Chroniques du jour, Vieillesse

De la mort à la vie?

La mort fait partie de la vie.
Qu’est-ce qui me permet de dire cela ?
Tout d’abord, de par mon expérience de deuil auprès des personnes qui m’étaient proches, très proches. J’ai vécu différents types de deuils en fonction comment mes proches sont décédés et leur âge. Mes grands-parents et grands-oncles et tantes qui sont morts à des ages canoniques (75 à 90 ans) soit de vieillesse, de cancer ou d’accident organique. J’ai vécu aussi la disparition soudaine des proches jeunes par des accidents, par leur handicap très lourd, puis le suicide. Ce dernier est le plus difficile à vivre en terme de deuil car il est incompréhensible. Il m’a fallu du temps, des échanges avec mon entourage qui connaissait cette personne, une acceptation du fait que je ne suis pas responsable de sa disparition. Nous faisons face aussi à ce que nous considérons comme de l’injustice, de quelque chose qu’on n’arrive pas à nommer.
Ces derniers jours, j’ai appris la disparition brutale d’une connaissance âgée de 25 ans. Énorme choc. Osons nommer les choses. Le deuil est toujours présent car il me faut passer par l’enterrement, l’inhumation qui permet de passer un cap dans le deuil. J’ai conscience du séisme dans sa famille, dans sa famille proche.
Pour moi, la mort ne doit pas nous empêcher de continuer à vivre. Il nous faut avancer en portant en mémoire ceux qui nous ont quittés. C’est un combat permanent pour passer de l’abattement, de la sidération jusqu’à l’acceptation qui peut mettre du temps à arriver.
Je repense aux chants, aux paroles qui peut m’apaiser, nous apaiser :
Ils sont passés de l’autre rive. Partis de l’autre côté de l’horizon comme on ne voit plus un bateau. Ils ne sont plus visibles et pourtant ils sont présents. Présents dans nos cœurs, nos souvenirs.

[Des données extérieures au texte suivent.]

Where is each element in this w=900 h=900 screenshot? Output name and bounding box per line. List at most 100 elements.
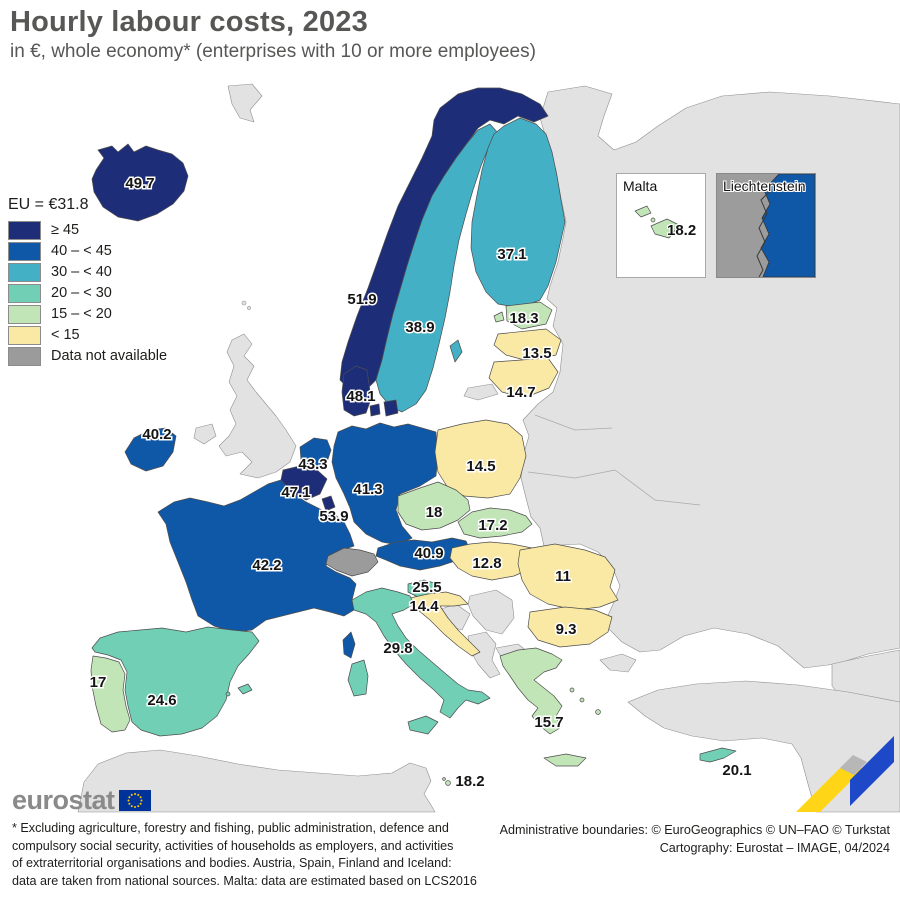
- country-label-es: 24.6: [147, 692, 176, 709]
- credits-line: Administrative boundaries: © EuroGeograp…: [499, 823, 890, 837]
- aegean-island: [579, 697, 585, 703]
- legend-swatch: [8, 346, 41, 366]
- malta-inset-title: Malta: [623, 178, 658, 194]
- country-label-hu: 12.8: [472, 555, 501, 572]
- country-spain: [91, 626, 260, 737]
- country-label-bg: 9.3: [556, 621, 577, 638]
- map-credits: Administrative boundaries: © EuroGeograp…: [500, 822, 890, 857]
- legend-item: 15 – < 20: [8, 304, 167, 324]
- legend-label: 30 – < 40: [51, 264, 112, 280]
- eu-flag-star: [133, 793, 136, 795]
- country-n-ireland: [193, 423, 217, 445]
- country-label-fr: 42.2: [252, 557, 281, 574]
- liechtenstein-inset-title: Liechtenstein: [723, 178, 806, 194]
- eurostat-logo: eurostat: [12, 787, 151, 814]
- malta-inset: Malta 18.2: [616, 173, 706, 278]
- country-label-pl: 14.5: [466, 458, 495, 475]
- page-title: Hourly labour costs, 2023: [10, 6, 368, 38]
- country-bulgaria: [527, 606, 613, 648]
- country-label-pt: 17: [90, 674, 107, 691]
- country-kaliningrad: [463, 383, 499, 401]
- country-label-dk: 48.1: [346, 388, 375, 405]
- island-malta: [650, 218, 680, 239]
- page-subtitle: in €, whole economy* (enterprises with 1…: [10, 41, 536, 62]
- island-sicily: [407, 715, 439, 735]
- eu-flag-star: [127, 799, 130, 802]
- eu-flag-star: [139, 796, 142, 799]
- legend-label: 40 – < 45: [51, 243, 112, 259]
- country-portugal: [90, 655, 131, 733]
- gray-internal-borders: [527, 414, 701, 506]
- footnote-line: data are taken from national sources. Ma…: [12, 873, 477, 888]
- country-italy: [351, 587, 491, 719]
- country-label-lv: 13.5: [522, 345, 551, 362]
- eu-flag-stars: [127, 793, 143, 808]
- credits-line: Cartography: Eurostat – IMAGE, 04/2024: [659, 840, 890, 855]
- footnote-line: * Excluding agriculture, forestry and fi…: [12, 821, 449, 835]
- legend-swatch: [8, 220, 41, 240]
- country-luxembourg: [321, 495, 336, 512]
- country-germany: [331, 422, 439, 546]
- liechtenstein-border: [756, 189, 772, 277]
- country-label-lt: 14.7: [506, 384, 535, 401]
- legend-item: 40 – < 45: [8, 241, 167, 261]
- country-label-se: 38.9: [405, 319, 434, 336]
- country-value-labels: 49.7 51.9 38.9 37.1 18.3 13.5 14.7 48.1 40.2 43.3…: [88, 174, 753, 792]
- eu-flag-star: [133, 806, 136, 808]
- country-serbia: [467, 589, 515, 635]
- country-lithuania: [488, 357, 559, 399]
- country-estonia: [505, 301, 553, 330]
- legend-swatch: [8, 283, 41, 303]
- island-crete: [543, 753, 587, 767]
- island-zealand: [383, 399, 399, 417]
- legend-rows: ≥ 45 40 – < 45 30 – < 40 20 – < 30 15 – < 20…: [8, 220, 168, 366]
- country-iceland: [91, 143, 189, 222]
- country-ireland: [124, 427, 177, 472]
- legend-label: Data not available: [51, 348, 168, 364]
- ribbon-blue: [850, 736, 894, 806]
- country-croatia: [407, 591, 481, 657]
- eu-flag-star: [140, 799, 143, 802]
- legend-label: ≥ 45: [51, 222, 80, 238]
- country-cyprus: [699, 747, 737, 763]
- eu-efta-countries: [90, 87, 737, 786]
- legend-swatch: [8, 241, 41, 261]
- country-label-it: 29.8: [383, 640, 412, 657]
- country-romania: [517, 543, 619, 611]
- country-france: [157, 479, 357, 633]
- eu-flag-star: [130, 793, 133, 796]
- country-finland: [470, 117, 566, 309]
- aegean-island: [569, 687, 575, 693]
- island-saaremaa: [493, 311, 505, 323]
- footnote-line: of extraterritorial organisations and bo…: [12, 856, 452, 870]
- country-label-cy: 20.1: [722, 762, 751, 779]
- country-label-sk: 17.2: [478, 517, 507, 534]
- country-uk: [218, 333, 297, 479]
- country-label-at: 40.9: [414, 545, 443, 562]
- island-sardinia: [347, 659, 369, 697]
- eu-flag-star: [127, 802, 130, 805]
- country-latvia: [493, 328, 562, 362]
- legend-swatch: [8, 325, 41, 345]
- legend-label: 20 – < 30: [51, 285, 112, 301]
- country-label-be: 47.1: [281, 484, 310, 501]
- image-logo-ribbon: [796, 736, 894, 812]
- faroe-island: [247, 306, 251, 310]
- island-gotland: [449, 339, 463, 363]
- map-legend: EU = €31.8 ≥ 45 40 – < 45 30 – < 40 20 – < …: [8, 196, 167, 368]
- country-label-si: 25.5: [412, 579, 441, 596]
- country-label-hr: 14.4: [409, 598, 439, 615]
- country-north-africa: [77, 749, 436, 813]
- country-label-de: 41.3: [353, 481, 382, 498]
- country-sweden: [375, 123, 498, 413]
- island-top: [227, 83, 263, 123]
- country-denmark: [341, 365, 372, 417]
- legend-label: 15 – < 20: [51, 306, 112, 322]
- island-mallorca: [237, 683, 253, 695]
- ribbon-yellow: [796, 768, 864, 812]
- eu-flag-star: [130, 805, 133, 808]
- legend-label: < 15: [51, 327, 80, 343]
- eurostat-wordmark: eurostat: [12, 785, 115, 815]
- eu-flag-star: [136, 793, 139, 796]
- country-label-ro: 11: [555, 568, 571, 585]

Quand je vis des moments fort dans la vie quotidienne ou pas, il m’arrive de penser à ceux qui ont faite route à mes côtés, à ceux que j’ai croisé et qui m’ont marqué de leur empreinte dynamique, pleins de vie. Quand je me suis marié, je n’ai pas oublié mes grands-mères décédées les mois qui ont précédées. Mes grands -pères qui nous ont quittés quelques années auparavant.
Je sais qu’il ne sert à rien de ruminer le passé, d’être dans une incompréhension en permanence. Je ne pourrai pas les faire revivre. Dans mon espérance et dans ma foi, je sais qu’ils sont quelque part et qui nous regardent avec fierté, avec amour.
J’ai bien conscience que l’absence est lourde mais dès que vient l’acceptation, l’absence devient un espace de dialogue.
Puis nous avons aussi d’autres deuils à faire. Le deuil pour une personne de ne pas entendre, de ne pas voir. Pour ma part, cela fait bien longtemps que j’ai fait le deuil de mon odorat. Je ne sentirai plus rien. J’ai compensé sur d’autres domaines. C’est comme pour ma surdité. J’ai fait le deuil de ne pas entendre correctement. J’ai pris le temps d’accepter mon handicap qui est heureusement allégé par mon appareil, mes liens sociaux.
C’est faire aussi le deuil des métiers que nous aurions voulus faire mais dont on ne sentira pas capables de faire à cause de nos fragilités.
À travers chaque deuil, c’est construire une alternative qui nous ferait mieux grandir malgré l’absence, le manque.
Je souhaite un bon courage à chacun qui vit un deuil, plus ou moins lourd à porter. Les morts comme les petits morts jalonnent notre vie en redonnant en nous un sens à la vie, si on prend le temps de se poser cette question.
Je me dis que pour chacun de nos disparus, ils auront vécus leurs vie et espérons aurons eu une belle vie car il y a une part de mystère en eux que nous aurions jamais connu.
C’est dans ce sens que je me dis que la vie vaut la peine d’être vécu et nous devons la croquer à pleine dent, d’oser vivre nos projets en fonction des opportunités, en fonction des événements extérieurs et des opportunités. Soyons acteurs de nos vies et ne laissons pas la peur de la mort nous envahir car je crois que la vie est plus fort que la mort, à travers l’amour, la fraternité, la solidarité.
Si j’ai de l’énergie, une envie de vivre à fond, il me faut soulever en même temps ceux qui n’en peuvent plus, qui sont trop fatigués. Voir, entendre quelqu’un rire, sourire, être à l’écoute et pleins d’initiatives peut nous aider à ne pas baisser les bras pour toujours, à aller de l’avant quand on est accablé, épuisé.
Je souhaite à chacun de goûter à la vie avec ses forces, sas saveurs qui sont particulières en fonction de ce qu’il est, de son histoire.